Check Frozen Cell Stocks Before Transfer to Liquid Nitrogen
After freezing cells at −80°C, it is prudent to thaw one cryovial to verify the viability and sterility of the cell stock before transferring the remaining vials to liquid nitrogen for long-term storage. Prolonged storage at −80°C can negatively impact cell health, so transferring cells to liquid nitrogen should occur as soon as these checks are completed. This verification step ensures that only viable, uncontaminated cells are stored long-term, reducing the risk of experimental setbacks due to compromised cell stocks.
Store Cells in the Vapor Phase of Liquid Nitrogen
For long-term storage, cells should be kept in the vapor phase of liquid nitrogen to prevent liquid from entering the cryovials. Liquid infiltration can lead to contamination or cause vials to fail as the liquid expands during thawing.
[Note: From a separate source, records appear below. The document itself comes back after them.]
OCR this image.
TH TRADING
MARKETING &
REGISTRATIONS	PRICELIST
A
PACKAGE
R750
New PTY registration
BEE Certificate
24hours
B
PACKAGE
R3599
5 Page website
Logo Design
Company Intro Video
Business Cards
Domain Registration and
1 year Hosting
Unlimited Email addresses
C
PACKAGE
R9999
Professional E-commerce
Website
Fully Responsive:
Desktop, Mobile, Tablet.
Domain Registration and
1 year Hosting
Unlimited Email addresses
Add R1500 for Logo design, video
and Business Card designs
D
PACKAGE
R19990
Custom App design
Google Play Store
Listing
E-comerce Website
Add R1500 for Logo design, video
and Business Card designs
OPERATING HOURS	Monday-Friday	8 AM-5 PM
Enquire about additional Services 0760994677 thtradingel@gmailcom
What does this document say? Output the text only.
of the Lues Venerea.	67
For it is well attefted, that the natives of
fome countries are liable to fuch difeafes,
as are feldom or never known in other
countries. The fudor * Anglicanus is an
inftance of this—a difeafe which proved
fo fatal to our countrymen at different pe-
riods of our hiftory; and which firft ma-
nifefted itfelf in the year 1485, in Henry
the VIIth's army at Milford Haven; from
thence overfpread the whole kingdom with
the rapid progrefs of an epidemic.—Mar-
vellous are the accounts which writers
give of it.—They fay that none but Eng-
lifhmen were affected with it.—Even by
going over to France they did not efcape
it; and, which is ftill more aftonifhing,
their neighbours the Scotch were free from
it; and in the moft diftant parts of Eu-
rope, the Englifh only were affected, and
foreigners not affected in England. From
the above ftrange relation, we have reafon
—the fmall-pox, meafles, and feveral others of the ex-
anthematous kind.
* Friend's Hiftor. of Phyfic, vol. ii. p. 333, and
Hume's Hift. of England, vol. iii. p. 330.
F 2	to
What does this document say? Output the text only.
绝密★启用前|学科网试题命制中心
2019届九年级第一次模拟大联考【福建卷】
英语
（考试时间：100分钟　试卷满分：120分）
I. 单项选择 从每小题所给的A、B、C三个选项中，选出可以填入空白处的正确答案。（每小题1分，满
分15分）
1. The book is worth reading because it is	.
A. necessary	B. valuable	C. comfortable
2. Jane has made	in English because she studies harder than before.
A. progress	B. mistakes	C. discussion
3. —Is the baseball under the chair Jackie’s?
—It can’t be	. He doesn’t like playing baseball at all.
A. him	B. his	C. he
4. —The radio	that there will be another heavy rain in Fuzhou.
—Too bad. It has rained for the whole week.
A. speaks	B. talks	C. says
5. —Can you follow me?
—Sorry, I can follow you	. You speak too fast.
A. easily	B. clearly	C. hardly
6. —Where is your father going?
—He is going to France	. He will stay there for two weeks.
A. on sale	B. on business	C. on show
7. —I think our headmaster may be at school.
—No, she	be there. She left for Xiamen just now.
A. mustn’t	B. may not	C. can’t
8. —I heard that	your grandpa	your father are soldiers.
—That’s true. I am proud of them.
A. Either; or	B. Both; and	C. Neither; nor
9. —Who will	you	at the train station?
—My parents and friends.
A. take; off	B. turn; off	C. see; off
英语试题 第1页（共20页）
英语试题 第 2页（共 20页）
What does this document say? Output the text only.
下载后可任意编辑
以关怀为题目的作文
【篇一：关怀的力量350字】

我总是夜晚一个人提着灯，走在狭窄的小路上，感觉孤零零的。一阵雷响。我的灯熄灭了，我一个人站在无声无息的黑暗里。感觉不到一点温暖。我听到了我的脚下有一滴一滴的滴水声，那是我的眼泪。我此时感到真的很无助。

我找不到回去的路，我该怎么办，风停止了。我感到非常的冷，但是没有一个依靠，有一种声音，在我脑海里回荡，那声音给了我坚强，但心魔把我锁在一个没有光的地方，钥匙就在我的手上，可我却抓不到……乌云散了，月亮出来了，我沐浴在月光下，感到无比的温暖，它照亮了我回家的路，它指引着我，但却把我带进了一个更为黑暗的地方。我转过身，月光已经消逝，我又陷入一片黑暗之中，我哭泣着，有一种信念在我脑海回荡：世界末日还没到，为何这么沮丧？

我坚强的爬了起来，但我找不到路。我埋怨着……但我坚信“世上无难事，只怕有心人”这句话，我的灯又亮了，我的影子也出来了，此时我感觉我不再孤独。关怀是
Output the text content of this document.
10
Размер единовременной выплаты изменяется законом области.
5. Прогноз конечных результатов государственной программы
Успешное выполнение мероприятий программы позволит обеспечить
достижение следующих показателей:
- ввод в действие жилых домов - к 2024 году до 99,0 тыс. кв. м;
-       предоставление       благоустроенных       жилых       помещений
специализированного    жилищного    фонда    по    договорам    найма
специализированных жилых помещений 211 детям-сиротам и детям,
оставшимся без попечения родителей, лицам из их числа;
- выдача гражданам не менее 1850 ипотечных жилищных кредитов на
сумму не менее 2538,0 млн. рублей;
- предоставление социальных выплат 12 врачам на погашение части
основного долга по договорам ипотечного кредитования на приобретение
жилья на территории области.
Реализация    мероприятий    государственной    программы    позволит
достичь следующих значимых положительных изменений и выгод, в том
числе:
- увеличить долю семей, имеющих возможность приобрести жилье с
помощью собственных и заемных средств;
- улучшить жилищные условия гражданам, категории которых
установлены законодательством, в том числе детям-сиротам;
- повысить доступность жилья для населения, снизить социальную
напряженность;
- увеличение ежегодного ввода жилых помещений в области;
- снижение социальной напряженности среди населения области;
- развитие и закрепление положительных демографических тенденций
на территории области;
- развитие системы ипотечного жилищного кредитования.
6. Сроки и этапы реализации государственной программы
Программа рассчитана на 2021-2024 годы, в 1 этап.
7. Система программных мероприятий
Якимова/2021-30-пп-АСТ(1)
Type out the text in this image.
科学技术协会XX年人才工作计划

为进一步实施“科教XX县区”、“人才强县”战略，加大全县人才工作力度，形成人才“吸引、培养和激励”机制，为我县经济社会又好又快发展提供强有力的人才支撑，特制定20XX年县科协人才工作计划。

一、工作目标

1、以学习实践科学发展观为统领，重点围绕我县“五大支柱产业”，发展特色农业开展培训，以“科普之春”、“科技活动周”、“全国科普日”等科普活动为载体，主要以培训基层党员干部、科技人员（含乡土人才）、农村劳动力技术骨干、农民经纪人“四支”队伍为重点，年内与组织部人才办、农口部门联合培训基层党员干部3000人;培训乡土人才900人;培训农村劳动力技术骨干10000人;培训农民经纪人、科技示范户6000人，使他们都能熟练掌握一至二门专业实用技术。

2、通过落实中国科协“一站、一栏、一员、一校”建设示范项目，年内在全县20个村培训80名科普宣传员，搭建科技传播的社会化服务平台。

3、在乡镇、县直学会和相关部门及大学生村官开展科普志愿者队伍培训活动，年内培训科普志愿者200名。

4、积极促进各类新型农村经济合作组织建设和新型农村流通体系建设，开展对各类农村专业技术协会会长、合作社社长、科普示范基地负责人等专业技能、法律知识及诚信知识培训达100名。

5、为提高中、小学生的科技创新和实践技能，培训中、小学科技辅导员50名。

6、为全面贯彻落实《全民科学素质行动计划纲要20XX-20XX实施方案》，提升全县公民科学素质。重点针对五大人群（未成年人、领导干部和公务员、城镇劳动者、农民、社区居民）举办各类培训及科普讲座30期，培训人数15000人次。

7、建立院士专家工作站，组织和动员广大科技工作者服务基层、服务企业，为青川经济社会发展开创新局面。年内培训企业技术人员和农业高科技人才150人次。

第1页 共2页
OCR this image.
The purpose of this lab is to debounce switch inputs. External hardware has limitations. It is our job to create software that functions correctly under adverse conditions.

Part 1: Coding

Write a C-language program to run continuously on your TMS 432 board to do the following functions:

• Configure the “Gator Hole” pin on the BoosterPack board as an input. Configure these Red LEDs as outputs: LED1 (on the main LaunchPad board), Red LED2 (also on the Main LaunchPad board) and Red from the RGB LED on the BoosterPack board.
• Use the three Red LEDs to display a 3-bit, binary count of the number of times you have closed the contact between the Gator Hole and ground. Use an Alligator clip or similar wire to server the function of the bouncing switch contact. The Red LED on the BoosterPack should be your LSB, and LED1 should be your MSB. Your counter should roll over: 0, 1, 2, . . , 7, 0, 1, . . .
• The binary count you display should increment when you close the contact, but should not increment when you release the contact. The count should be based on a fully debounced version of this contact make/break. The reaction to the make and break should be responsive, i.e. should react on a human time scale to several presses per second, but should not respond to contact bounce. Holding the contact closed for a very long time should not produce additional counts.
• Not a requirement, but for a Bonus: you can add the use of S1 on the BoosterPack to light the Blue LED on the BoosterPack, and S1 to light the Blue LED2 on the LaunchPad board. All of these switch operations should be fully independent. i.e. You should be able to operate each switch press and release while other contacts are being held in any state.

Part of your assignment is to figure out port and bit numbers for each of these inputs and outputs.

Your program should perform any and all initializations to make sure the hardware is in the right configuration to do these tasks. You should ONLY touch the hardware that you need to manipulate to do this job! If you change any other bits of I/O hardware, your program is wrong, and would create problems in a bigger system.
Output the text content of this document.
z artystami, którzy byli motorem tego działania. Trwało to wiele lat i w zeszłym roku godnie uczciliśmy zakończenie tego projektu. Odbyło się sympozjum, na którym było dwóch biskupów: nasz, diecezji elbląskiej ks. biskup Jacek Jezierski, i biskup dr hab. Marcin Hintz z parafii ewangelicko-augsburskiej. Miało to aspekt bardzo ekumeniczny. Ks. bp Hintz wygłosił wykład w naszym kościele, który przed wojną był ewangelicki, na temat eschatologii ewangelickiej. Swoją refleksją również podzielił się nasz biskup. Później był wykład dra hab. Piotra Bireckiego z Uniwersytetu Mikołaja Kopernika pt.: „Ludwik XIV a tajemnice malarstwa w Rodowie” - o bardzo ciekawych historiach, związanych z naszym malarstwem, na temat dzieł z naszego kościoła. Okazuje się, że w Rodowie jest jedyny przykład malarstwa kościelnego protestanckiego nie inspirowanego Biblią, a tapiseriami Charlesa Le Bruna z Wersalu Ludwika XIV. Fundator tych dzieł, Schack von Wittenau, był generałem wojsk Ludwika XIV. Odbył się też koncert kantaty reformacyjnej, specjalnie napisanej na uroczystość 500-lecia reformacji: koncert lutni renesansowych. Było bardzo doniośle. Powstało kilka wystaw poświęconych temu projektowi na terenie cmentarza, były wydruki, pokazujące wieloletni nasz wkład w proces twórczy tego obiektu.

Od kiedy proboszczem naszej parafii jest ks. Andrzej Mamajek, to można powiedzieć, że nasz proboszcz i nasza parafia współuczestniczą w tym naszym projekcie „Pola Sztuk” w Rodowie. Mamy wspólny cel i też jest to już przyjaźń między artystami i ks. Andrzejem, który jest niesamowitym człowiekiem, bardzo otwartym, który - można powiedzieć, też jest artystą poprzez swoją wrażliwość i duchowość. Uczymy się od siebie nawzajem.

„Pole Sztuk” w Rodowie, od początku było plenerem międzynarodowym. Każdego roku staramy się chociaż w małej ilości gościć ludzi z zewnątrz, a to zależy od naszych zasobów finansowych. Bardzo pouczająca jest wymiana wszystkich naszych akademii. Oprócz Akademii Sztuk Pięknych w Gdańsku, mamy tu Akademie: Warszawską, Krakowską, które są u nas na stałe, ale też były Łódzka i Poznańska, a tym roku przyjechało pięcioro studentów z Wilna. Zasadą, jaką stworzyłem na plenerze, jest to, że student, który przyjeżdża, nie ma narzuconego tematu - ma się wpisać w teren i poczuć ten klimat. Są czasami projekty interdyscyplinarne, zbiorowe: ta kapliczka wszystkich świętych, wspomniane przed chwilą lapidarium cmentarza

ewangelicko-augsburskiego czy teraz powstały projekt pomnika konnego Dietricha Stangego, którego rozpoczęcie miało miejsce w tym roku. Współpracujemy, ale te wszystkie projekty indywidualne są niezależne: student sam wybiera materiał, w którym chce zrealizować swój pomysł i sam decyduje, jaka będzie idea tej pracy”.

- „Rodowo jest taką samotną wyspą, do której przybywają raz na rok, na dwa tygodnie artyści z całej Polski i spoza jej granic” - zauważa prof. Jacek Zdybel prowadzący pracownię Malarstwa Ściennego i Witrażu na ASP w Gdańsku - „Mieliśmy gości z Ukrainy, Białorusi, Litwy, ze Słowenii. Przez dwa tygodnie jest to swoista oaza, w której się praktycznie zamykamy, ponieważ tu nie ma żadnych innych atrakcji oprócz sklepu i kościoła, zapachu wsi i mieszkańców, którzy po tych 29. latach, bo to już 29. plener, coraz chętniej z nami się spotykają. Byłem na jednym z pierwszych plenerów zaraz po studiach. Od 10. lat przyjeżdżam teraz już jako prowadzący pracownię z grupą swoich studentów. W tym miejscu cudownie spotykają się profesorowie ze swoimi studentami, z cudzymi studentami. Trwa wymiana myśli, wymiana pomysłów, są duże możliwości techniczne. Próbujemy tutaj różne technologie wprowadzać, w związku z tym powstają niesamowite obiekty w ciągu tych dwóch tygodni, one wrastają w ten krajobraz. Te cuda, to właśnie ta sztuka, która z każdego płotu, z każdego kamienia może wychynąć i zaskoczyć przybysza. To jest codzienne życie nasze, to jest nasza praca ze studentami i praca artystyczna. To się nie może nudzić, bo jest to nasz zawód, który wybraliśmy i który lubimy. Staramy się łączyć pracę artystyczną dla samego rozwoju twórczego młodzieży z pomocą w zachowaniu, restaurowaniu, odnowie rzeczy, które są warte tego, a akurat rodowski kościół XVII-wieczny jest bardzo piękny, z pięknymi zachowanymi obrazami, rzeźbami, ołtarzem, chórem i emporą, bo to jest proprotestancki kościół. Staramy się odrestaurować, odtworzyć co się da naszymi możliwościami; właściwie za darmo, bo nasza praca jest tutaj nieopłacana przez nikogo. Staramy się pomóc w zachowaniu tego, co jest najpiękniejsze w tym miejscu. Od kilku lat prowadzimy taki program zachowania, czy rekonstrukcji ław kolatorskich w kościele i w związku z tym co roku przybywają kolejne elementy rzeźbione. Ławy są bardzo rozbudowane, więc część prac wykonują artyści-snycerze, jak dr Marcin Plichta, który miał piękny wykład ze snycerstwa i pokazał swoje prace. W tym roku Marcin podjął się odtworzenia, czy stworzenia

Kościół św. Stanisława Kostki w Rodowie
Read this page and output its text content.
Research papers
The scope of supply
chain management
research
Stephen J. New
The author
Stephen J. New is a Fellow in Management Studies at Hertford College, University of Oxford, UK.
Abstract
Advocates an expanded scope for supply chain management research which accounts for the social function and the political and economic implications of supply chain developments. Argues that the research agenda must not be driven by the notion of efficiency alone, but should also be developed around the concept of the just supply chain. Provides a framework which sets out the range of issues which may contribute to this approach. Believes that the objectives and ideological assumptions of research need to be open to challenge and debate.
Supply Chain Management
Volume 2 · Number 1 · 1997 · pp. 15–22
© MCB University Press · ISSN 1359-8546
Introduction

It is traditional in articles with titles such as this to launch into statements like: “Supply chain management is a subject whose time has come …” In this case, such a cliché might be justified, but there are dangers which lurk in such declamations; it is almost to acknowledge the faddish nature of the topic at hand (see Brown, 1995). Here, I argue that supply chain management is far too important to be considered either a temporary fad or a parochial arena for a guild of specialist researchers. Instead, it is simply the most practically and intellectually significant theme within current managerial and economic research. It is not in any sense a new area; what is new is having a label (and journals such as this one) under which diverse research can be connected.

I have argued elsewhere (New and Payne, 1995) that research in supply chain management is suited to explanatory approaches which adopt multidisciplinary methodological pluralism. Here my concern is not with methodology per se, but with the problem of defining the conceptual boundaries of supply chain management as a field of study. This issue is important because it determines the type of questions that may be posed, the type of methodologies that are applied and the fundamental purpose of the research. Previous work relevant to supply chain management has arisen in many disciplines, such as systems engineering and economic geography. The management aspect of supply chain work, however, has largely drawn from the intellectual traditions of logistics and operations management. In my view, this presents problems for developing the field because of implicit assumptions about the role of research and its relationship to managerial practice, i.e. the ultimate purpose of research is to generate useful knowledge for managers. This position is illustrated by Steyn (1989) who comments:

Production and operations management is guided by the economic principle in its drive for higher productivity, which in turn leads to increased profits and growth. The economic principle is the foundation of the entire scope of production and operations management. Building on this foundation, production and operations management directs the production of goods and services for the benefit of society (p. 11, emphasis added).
Storing cells in the vapor phase maintains their integrity and ensures they remain viable for future use, thereby safeguarding the quality of the cell stock for ongoing and future experiments.
Ensure Cells Remain Frozen Prior to Thawing for Use
To avoid compromising cell viability, cryopreserved cells must remain frozen during transport from liquid nitrogen storage to the laboratory. Using dry ice or a liquid nitrogen container is essential, particularly for long-distance or extended transport, as transferring cells on wet ice can result in partial thawing and cell damage. Maintaining a consistently frozen state during transport ensures that cells are in optimal condition when they are ready to be thawed for experimental use.
Thaw Cells Quickly
Rapid thawing is critical to preserving cell viability during the thawing process. Upon removal from liquid nitrogen, cryovials should be immediately placed in a 37°C water bath and thawed until the contents are just liquefied. The thawed cells should then be promptly transferred to a large volume of pre-warmed growth medium, with more sensitive cell types, such as stem cells or primary cells, added dropwise to minimize stress. While some cell types may benefit from centrifugation to remove the cryoprotectant before resuspension and plating in a culture flask, others recover better when transferred directly to a flask, with the medium changed the following day to eliminate residual cryoprotectant. This gentler approach reduces cellular stress and enhances recovery.
Confirm That Recently Thawed Cells Are Healthy
After thawing, a quick visual inspection can provide an initial assessment of cell health, such as verifying that adherent cells have attached to the culture flask. This observation should be followed by a viability check during the first passage to confirm that the cells are healthy and behaving normally. These evaluations ensure that the thawed cells are suitable for experimental use and maintain the integrity of the cell line, supporting reliable and reproducible research outcomes.